This repository provides tools for evaluating generative models in cosmology, focusing on generating and analyzing images using various statistical measures. The provided scripts allow you to generate pixel intensity histograms, power spectra, and Minkowski functionals from real and generated sample images.
To install the required packages and set up your environment, use Conda with the provided environment.yml file:
conda env create -f environment.yml
conda activate cosmo_eval_envThe main script allows you to generate pixel intensity histograms, power spectra, and Minkowski functionals from sample images.
python evalstats.py --real_samples <path_to_real_samples> 
--gen_samples <path_to_generated_samples> 
--num_samples <number_of_samples> 
--save_path <output_directory> 
--pixel_min <minimum_pixel_value> 
--pixel_max <maximum_pixel_value>
- real_samples: Directory containing the real sample images.
- gen_samples: Directory containing the generated sample images.

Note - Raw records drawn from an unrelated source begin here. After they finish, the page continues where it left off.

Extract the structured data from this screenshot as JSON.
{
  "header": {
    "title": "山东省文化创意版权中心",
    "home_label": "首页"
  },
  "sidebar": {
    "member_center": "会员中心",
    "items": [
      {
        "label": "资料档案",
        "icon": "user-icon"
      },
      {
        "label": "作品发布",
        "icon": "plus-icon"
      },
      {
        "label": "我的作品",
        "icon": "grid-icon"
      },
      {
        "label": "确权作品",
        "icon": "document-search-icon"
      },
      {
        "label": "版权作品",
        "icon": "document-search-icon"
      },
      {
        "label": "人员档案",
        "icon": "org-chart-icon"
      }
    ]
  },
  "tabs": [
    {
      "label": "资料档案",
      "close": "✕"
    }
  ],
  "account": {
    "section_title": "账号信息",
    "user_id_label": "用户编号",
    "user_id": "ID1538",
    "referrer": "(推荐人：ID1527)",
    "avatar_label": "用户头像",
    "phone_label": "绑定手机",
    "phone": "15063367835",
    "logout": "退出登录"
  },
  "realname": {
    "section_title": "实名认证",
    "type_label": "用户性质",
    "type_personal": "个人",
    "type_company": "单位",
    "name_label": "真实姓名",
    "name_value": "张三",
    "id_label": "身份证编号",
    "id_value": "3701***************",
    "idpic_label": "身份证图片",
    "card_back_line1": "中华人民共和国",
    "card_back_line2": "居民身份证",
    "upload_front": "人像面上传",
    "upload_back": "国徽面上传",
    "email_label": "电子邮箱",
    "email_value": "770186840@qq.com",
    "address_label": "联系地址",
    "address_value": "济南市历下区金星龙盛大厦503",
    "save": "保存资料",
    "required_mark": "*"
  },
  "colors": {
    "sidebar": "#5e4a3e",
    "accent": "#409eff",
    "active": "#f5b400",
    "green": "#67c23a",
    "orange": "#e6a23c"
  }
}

- num_samples: Number of samples to process from each directory (default: 100).
- save_path: Directory where the output images and statistics will be saved.
- pixel_min: Minimum pixel intensity value for histogram and Minkowski functionals.
- pixel_max: Maximum pixel intensity value for histogram and Minkowski functionals.
evalstats.py: Main script for generating statistics and visualizations of sample images. Functions:
- gen_samplelist(): Generates a list of real and generated samples.
- get_pixel_histogram_for_samples(): Computes and plots pixel intensity histograms.
- plot_ps_samples(): Plots power spectra for the samples.
- get_powspec_for_samples(): Calculates the power spectrum for a list of samples.
- calc_1dps_img2d(): Calculates 1D power spectra from 2D images.
- plot_mink_functionals(): Plots Minkowski functionals for the samples.
- generate_PIH(): Wrapper function for generating pixel intensity histograms.
- generate_ps(): Wrapper function for generating power spectra.
- mink_funcs(): Wrapper function for generating Minkowski functionals.
This repository is a separate evaluation codebase derived from the excellent work done in the diffusion-models-astrophysical-fields-mlps repository
I would like to express my gratitude to the original authors for their contributions to this area of research and for making their code available. The evaluation scripts in this repository are heavily based on their work, and I recommend checking out their repository for more comprehensive implementations and insights.
Contributions are welcome! Please feel free to submit a Pull Request or open an issue for discussion.
This project is licensed under the MIT License.